The ad can only do self-selection. Google lists health among its sensitive interest categories and bars advertiser-curated audiences for them. You cannot target eligibility even if you want to. The only filter available in the ad is the copy itself: name the disqualifier and the wrong person does not click. Most telehealth ads are written to maximize clicks, which is a very efficient way to buy people you cannot treat.

The intake carries the hard stops, and it carries them first. Only the two or three questions that can actually end the visit go at the top. Contraindication, state, age. A long intake is not the problem. A long intake before you have told someone whether they qualify is the problem.

The system records the reason, not the patient. No clinician in state. No slot inside the window. Clinician-directed referral. Contraindication. Those are written by the flow or the clinician at the point of exit, not asked of the patient in a form. It costs the patient nothing, it adds no length, and it is the only thing that tells you whether an expensive non-conversion was a correct rejection or a service failure you paid for.

Without that last field, an appropriate referral and a patient you lost to a three-week wait look identical in the ad account. Both look like traffic that did not convert.

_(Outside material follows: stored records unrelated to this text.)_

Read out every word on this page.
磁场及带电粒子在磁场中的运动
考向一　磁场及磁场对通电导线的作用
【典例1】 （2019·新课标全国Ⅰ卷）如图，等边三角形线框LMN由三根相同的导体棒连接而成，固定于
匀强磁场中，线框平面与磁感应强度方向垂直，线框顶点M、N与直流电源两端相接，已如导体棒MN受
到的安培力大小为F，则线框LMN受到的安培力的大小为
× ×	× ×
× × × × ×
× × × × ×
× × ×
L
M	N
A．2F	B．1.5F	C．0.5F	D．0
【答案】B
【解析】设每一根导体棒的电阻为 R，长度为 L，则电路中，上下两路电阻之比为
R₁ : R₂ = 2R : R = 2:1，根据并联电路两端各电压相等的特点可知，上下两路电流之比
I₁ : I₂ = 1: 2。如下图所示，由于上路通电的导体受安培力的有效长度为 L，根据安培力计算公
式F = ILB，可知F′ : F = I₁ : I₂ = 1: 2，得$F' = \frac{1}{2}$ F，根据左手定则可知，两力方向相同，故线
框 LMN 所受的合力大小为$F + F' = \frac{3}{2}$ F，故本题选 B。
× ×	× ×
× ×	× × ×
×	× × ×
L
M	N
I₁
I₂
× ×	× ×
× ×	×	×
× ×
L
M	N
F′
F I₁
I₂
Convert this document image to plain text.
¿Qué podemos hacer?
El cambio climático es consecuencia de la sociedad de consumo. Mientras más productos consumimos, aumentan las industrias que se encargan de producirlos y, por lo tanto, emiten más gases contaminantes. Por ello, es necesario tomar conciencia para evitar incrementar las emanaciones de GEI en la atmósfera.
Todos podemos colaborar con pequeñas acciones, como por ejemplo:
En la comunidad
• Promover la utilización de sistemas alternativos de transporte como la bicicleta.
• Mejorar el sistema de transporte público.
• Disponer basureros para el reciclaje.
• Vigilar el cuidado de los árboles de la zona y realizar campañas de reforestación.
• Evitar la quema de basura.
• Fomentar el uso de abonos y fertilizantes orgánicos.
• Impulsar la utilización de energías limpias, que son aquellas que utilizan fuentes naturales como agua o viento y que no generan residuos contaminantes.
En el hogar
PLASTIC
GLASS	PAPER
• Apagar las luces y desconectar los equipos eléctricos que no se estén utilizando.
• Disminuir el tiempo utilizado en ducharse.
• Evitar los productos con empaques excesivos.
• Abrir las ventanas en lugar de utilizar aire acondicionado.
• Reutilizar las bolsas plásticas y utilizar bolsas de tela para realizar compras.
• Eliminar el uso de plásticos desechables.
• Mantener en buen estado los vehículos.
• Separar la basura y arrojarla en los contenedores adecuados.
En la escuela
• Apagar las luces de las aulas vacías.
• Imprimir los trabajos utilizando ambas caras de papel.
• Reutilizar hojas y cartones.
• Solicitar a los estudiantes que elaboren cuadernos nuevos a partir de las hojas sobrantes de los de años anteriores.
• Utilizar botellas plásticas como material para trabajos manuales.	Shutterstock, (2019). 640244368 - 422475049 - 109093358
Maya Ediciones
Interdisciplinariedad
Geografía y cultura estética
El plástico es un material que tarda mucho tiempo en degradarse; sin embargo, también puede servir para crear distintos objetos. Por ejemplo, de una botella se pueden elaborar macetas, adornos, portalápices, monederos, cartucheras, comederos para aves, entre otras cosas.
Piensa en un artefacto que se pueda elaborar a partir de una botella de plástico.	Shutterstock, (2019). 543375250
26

Run the differential in this order

First changed signal Leading explanation Next check
Cost to reach people rose; later rates held Auction or market pressure Geography, audience, and date of change
Attributed events fell; completed visits held Counting failure Consent, event firing, domain handoff, and lookback window
Arrivals held; qualified intakes or visits fell Eligibility, access, price, or operations State, payment route, capacity, and disposition
Reach cost held; early response rates fell Acquisition-path decay Audience mix, creative repetition, promise, and intake friction

Then make five decisions:

  1. Freeze the formula. Write down every cost in the numerator and the exact event in the denominator. Use the same definitions across the comparison period.
  2. Mark change dates. Add policy launches, price changes, clinician departures, tracking releases, consent changes, and scheduling incidents to the trend line.
  3. Reconcile reports with operations. Compare attributed events with aggregated qualified intakes, bookings, completed visits, and appropriate referrals.
  4. Segment before averaging. Split by state, payment route, device, care path, and new-patient definition. A blended average can hide the only segment that moved.
  5. Repair the earliest break. Fix an event before judging new creative. Restore capacity before adding demand. Clarify the promise before pushing more people into a mismatched intake.

The result should be a cause with a date, a cohort, and an owner. "CAC went up" is none of those.

Get the Marketing Triage diagnostic by email to sort the first break into cost, counting, capacity, or patient follow-through.

If the result points to the acquisition path, use marketing triage to choose the next review without skipping the operational evidence.

Use the Telehealth Growth Score to lock the numerator and denominator before comparing periods. Put that result beside the telehealth growth metrics that locate the first changed step. Before adding budget, check the operational prerequisites in before you run paid ads; the broader readiness checklist before paid ads connects the full patient-acquisition path.

FAQ

Why can CAC rise even when spending has not changed?

CAC can rise when the same spend produces fewer new patients or when reporting captures fewer of the patients actually acquired. Auction pressure, a smaller eligible pool, appointment constraints, intake friction, and measurement changes can each alter the ratio without a budget change.

How can I tell whether higher CAC is a measurement problem?

Compare attributed acquisitions with a privacy-appropriate operational total for new completed visits. If the operational total stays stable while attributed acquisitions fall on a specific date, inspect event definitions, consent behavior, cross-domain handoffs, and lookback windows before changing campaigns.

Should I cut spending as soon as CAC rises?

Not before locating the first changed step. Cutting spend will not repair broken counting, appointment capacity, eligibility friction, or a weaker path from first visit to completed intake.